Both Omic datasets have gene and transcript annotation attached which were pre-built when building gene model. The design table attached to Ngsdata previously is automatically attached to these new data. They are treated as OmicData Data and all microarray data analysis functions, such as OmicData | Pattern | Hierarchical Clustering, OmicData | QC | Principal Component Analysis, OmicData | Inference | General Linear Model and other modules can be used for downstream data analyses. Please read the Microarray tutorial to get detailed analysis information.
Counts can be used to look for changes between groups of samples through DESeq analysis in NGS | Inference | DESeq (V2) One Way Test or DESeq (V2) General Linear Model.
Below shows an example of DESeq One Way Test. DESeq One Way Test offers a statistical method to test whether a gene/transcript is differentially expressed between two or more groups of samples. Choose the newly generated Count table from the Quantification step and specify the analyses you would like performed. Here, we use the default parameters of DESeq, in which we compare the two tissue types (Bone marrow and breast, as specified in our design table). Output options can be customized to include separate lists for enrichment in one sample versus another, and to obtain additional analyses. This step can also be performed locally or on the server (check box if this is preferred). Click Submit to perform the analysis.
The results include an Inference Report table with estimates and pvalues, similar to ANOVA test results, and a Dispersion table in "Summary" folder.
For the volcano plot, users can specify in View Controller which columns to show using Specify Columns, and also add cutoff lines by Specify Cutoff Lines.
The volcano plot view is fully customizable and includes the ability to change symbol size/color, add labels, change titles, and export into local programs (as an image or powerpoint slide). Please refer to the microarray tutorial documentation to see some of these features.

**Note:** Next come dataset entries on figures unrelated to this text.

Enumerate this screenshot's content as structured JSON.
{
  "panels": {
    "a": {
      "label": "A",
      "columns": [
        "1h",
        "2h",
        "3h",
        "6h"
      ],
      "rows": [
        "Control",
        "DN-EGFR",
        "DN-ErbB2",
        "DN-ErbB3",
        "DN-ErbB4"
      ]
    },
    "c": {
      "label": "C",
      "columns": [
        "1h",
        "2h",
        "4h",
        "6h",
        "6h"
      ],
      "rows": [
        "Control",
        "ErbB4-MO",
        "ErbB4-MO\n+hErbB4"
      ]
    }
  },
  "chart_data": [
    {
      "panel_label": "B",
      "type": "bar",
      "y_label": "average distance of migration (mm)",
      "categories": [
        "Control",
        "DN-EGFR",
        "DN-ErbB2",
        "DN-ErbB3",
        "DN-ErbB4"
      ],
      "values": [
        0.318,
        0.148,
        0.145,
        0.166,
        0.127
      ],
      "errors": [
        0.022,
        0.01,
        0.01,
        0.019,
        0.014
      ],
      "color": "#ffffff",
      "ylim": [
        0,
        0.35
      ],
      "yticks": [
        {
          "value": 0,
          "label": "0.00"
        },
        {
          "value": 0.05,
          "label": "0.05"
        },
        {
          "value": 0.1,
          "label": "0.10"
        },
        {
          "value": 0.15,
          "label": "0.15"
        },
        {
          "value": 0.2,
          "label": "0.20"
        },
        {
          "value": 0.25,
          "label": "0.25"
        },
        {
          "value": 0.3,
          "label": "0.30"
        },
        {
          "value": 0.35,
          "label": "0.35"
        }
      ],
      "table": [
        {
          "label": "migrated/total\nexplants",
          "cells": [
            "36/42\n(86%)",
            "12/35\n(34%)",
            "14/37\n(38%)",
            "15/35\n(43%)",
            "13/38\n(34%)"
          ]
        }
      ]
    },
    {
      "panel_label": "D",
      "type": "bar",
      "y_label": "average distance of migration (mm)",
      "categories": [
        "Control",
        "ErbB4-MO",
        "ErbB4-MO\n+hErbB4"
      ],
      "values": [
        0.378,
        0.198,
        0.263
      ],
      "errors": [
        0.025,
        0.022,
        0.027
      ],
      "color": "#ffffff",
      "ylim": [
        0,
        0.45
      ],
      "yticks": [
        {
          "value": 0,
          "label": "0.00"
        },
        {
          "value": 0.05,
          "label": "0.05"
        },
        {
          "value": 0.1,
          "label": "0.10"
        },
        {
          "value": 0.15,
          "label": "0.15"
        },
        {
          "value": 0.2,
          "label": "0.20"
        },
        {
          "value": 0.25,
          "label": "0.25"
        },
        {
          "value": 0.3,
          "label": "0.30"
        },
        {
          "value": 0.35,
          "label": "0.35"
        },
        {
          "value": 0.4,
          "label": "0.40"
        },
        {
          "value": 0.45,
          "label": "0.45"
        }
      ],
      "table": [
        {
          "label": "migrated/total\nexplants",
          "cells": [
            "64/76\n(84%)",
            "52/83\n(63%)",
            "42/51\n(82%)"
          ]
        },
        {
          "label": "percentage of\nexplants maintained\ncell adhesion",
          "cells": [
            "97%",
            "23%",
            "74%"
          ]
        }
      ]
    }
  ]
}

Report Exon/Exon-Junction Counts
Exon/exon junction level counting can be used for detection of alternative splicing.
There are two modules for exon level counting:
Report known Exons/Exon Junctions
Summarize Exon/Exon Junction Count module will do quantification based on known gene models, i.e. exon junctions already annotated by gene model. Choose the NGS data and leave all other settings as their defaults and click Submit to run the module.
By default, Perform RPKM normalization option is checked. Normalized counts in RPKM fashion are reported for known exons and exon junctions based on the specified gene model. In the output report, each row is one known exon or exon junction annotated by genome coordinates, gene and transcript name.
Report All Exon Junctions
Report Exon Junctions module quantifies all exon junctions detected by the alignment step. Choose the NGS data and leave all other settings as their defaults and click Submit to run the module.
In the output report, each row is one exon junction annotated by genome coordinates, intron size, and gene/transcript name. The types of exon junctions include known (annotated by the gene model), novel (not contained in the gene model, or one side of the exon junction lies on a known exon boundary, while the other side of the exon junction is unknown).